Como apontado na seção Outlook Tower (a primeira que abre os números da revista), esta edição em especial não considerou as diversas experiências e contextos internacionais como os “sul-americanos, escandinavos e da Áustria, Bélgica, Canadá”. Mas que, por sua vez considerou oferecer conteúdo suficiente para a discussão da implementação de escolas infantis (creches e escolas maternais) para o cuidado da infância (saúde, social, pedagógico e alimentar) antecedendo a escolarização obrigatória.

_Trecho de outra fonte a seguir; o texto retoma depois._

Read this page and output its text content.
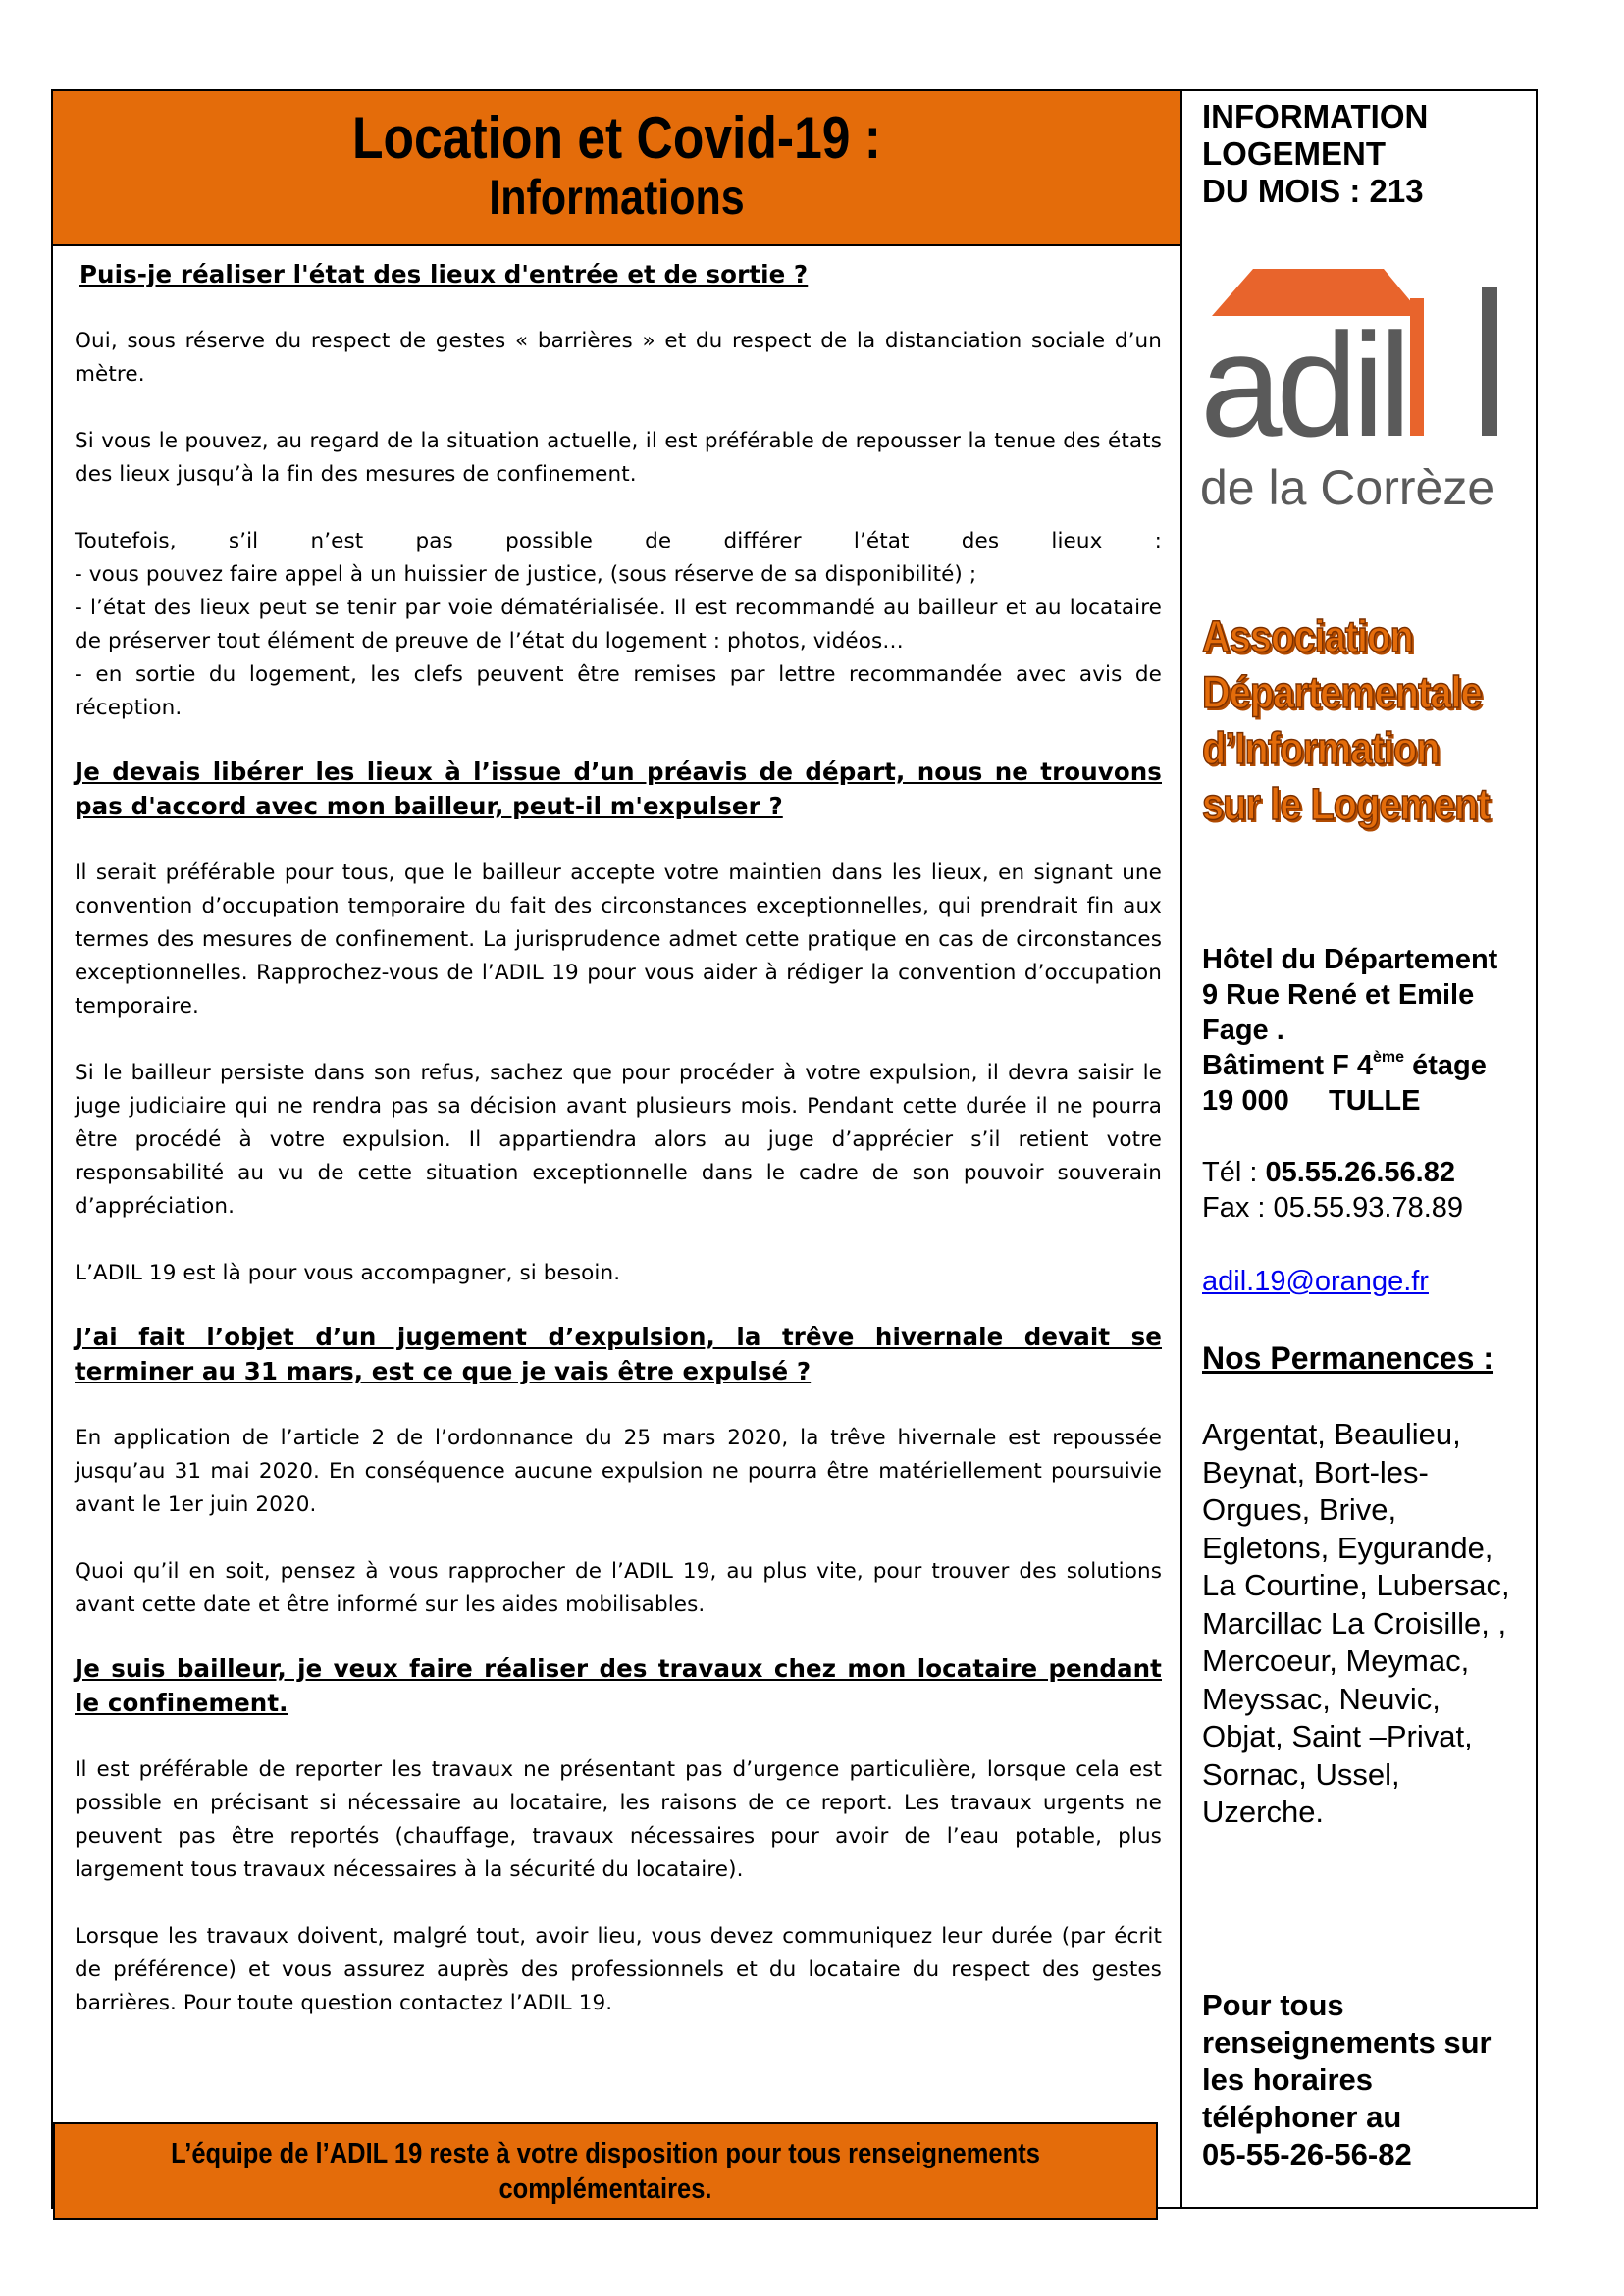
Location et Covid-19 :
Informations

Puis-je réaliser l'état des lieux d'entrée et de sortie ?

Oui, sous réserve du respect de gestes « barrières » et du respect de la distanciation sociale d’un mètre.

Si vous le pouvez, au regard de la situation actuelle, il est préférable de repousser la tenue des états des lieux jusqu’à la fin des mesures de confinement.

Toutefois, s’il n’est pas possible de différer l’état des lieux :

- vous pouvez faire appel à un huissier de justice, (sous réserve de sa disponibilité) ;

- l’état des lieux peut se tenir par voie dématérialisée. Il est recommandé au bailleur et au locataire de préserver tout élément de preuve de l’état du logement : photos, vidéos…

- en sortie du logement, les clefs peuvent être remises par lettre recommandée avec avis de réception.

Je devais libérer les lieux à l’issue d’un préavis de départ, nous ne trouvons pas d'accord avec mon bailleur, peut-il m'expulser ?

Il serait préférable pour tous, que le bailleur accepte votre maintien dans les lieux, en signant une convention d’occupation temporaire du fait des circonstances exceptionnelles, qui prendrait fin aux termes des mesures de confinement. La jurisprudence admet cette pratique en cas de circonstances exceptionnelles. Rapprochez-vous de l’ADIL 19 pour vous aider à rédiger la convention d’occupation temporaire.

Si le bailleur persiste dans son refus, sachez que pour procéder à votre expulsion, il devra saisir le juge judiciaire qui ne rendra pas sa décision avant plusieurs mois. Pendant cette durée il ne pourra être procédé à votre expulsion. Il appartiendra alors au juge d’apprécier s’il retient votre responsabilité au vu de cette situation exceptionnelle dans le cadre de son pouvoir souverain d’appréciation.

L’ADIL 19 est là pour vous accompagner, si besoin.

J’ai fait l’objet d’un jugement d’expulsion, la trêve hivernale devait se terminer au 31 mars, est ce que je vais être expulsé ?

En application de l’article 2 de l’ordonnance du 25 mars 2020, la trêve hivernale est repoussée jusqu’au 31 mai 2020. En conséquence aucune expulsion ne pourra être matériellement poursuivie avant le 1er juin 2020.

Quoi qu’il en soit, pensez à vous rapprocher de l’ADIL 19, au plus vite, pour trouver des solutions avant cette date et être informé sur les aides mobilisables.

Je suis bailleur, je veux faire réaliser des travaux chez mon locataire pendant le confinement.

Il est préférable de reporter les travaux ne présentant pas d’urgence particulière, lorsque cela est possible en précisant si nécessaire au locataire, les raisons de ce report. Les travaux urgents ne peuvent pas être reportés (chauffage, travaux nécessaires pour avoir de l’eau potable, plus largement tous travaux nécessaires à la sécurité du locataire).

Lorsque les travaux doivent, malgré tout, avoir lieu, vous devez communiquez leur durée (par écrit de préférence) et vous assurez auprès des professionnels et du locataire du respect des gestes barrières. Pour toute question contactez l’ADIL 19.

L’équipe de l’ADIL 19 reste à votre disposition pour tous renseignements complémentaires.
INFORMATION
LOGEMENT
DU MOIS : 213
adil
de la Corrèze
Association
Départementale
d’Information
sur le Logement
Hôtel du Département
9 Rue René et Emile Fage .
Bâtiment F 4ème étage
19 000     TULLE
Tél : 05.55.26.56.82
Fax : 05.55.93.78.89
adil.19@orange.fr
Nos Permanences :
Argentat, Beaulieu, Beynat, Bort-les-Orgues, Brive, Egletons, Eygurande, La Courtine, Lubersac, Marcillac La Croisille, , Mercoeur, Meymac, Meyssac, Neuvic, Objat, Saint –Privat, Sornac, Ussel, Uzerche.
Pour tous renseignements sur les horaires téléphoner au
05-55-26-56-82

Nesta mesma seção de abertura, destacou-se a colaboração de Miss Hawtrey e outros membros da Lady Astor’s Ten Year Plan13 e da The Save the Children Found e Nursery School Association (THE NEW ERA, 1937, n. 7, p.).
Ano/Número | Artigo | Autoria | Página |
---|---|---|---|
1937/7 | Physical Care of Children in the Nursery Years | Ethel Dukes | 183 |
1937/7 | Learning the Social Virtues in the Nursery School | Louis Verel | 186 |
1937/7 | Play in the Nursery School | D. E. May | 188 |
1937/7 | The Education of Parents through Nursery Schools | G. M. Berryman | 192 |
1937/7 | A Nursery School in an Egyptian Slum | M. C. Liesching | 194 |
1937/7 | A Note on Nursery Schools in Holland | J. E. Schaap | 199 |
1937/7 | The Day-Nursery School an After-war Problem | Rose Marie Vajkai | 200 |
1937/7 | Infant Schools in Italy | Aurora Beniamino | 203 |
1937/7 | Nursery Schools in the United States | Mary Dabney Davis | 206 |
1937/7 | An English Visitor’s Impressions of the Nursery Schools of America (Eastern States) | C. M. Styer | 209 |
1937/7 | Nursery Education in the Soviet Union | Vera Fediaevsky | 210 |
1937/7 | Notes on Pre-School Education in Zurich | Emmy C. Hiirlimann | 214 |
1937/7 | Points I had in Mind when Designing a Nursery School | A. K. Tasker | 216 |
1937/8 | What the Nursery School expects of the Infants School | E. R. Boyce | 234 |
Fonte: Elaborado pelo autor
Pela análise dos sumários observamos que a quantidade de artigos publicados que traziam no título o termo nursery school é consideravelmente baixo frente ao universo total de artigos publicados a cada ano. Diante desta percepção, sentimos a necessidade de analisar o corpus digitalizado de outra forma. Da análise dos volumes anuais à análise dos números individuais.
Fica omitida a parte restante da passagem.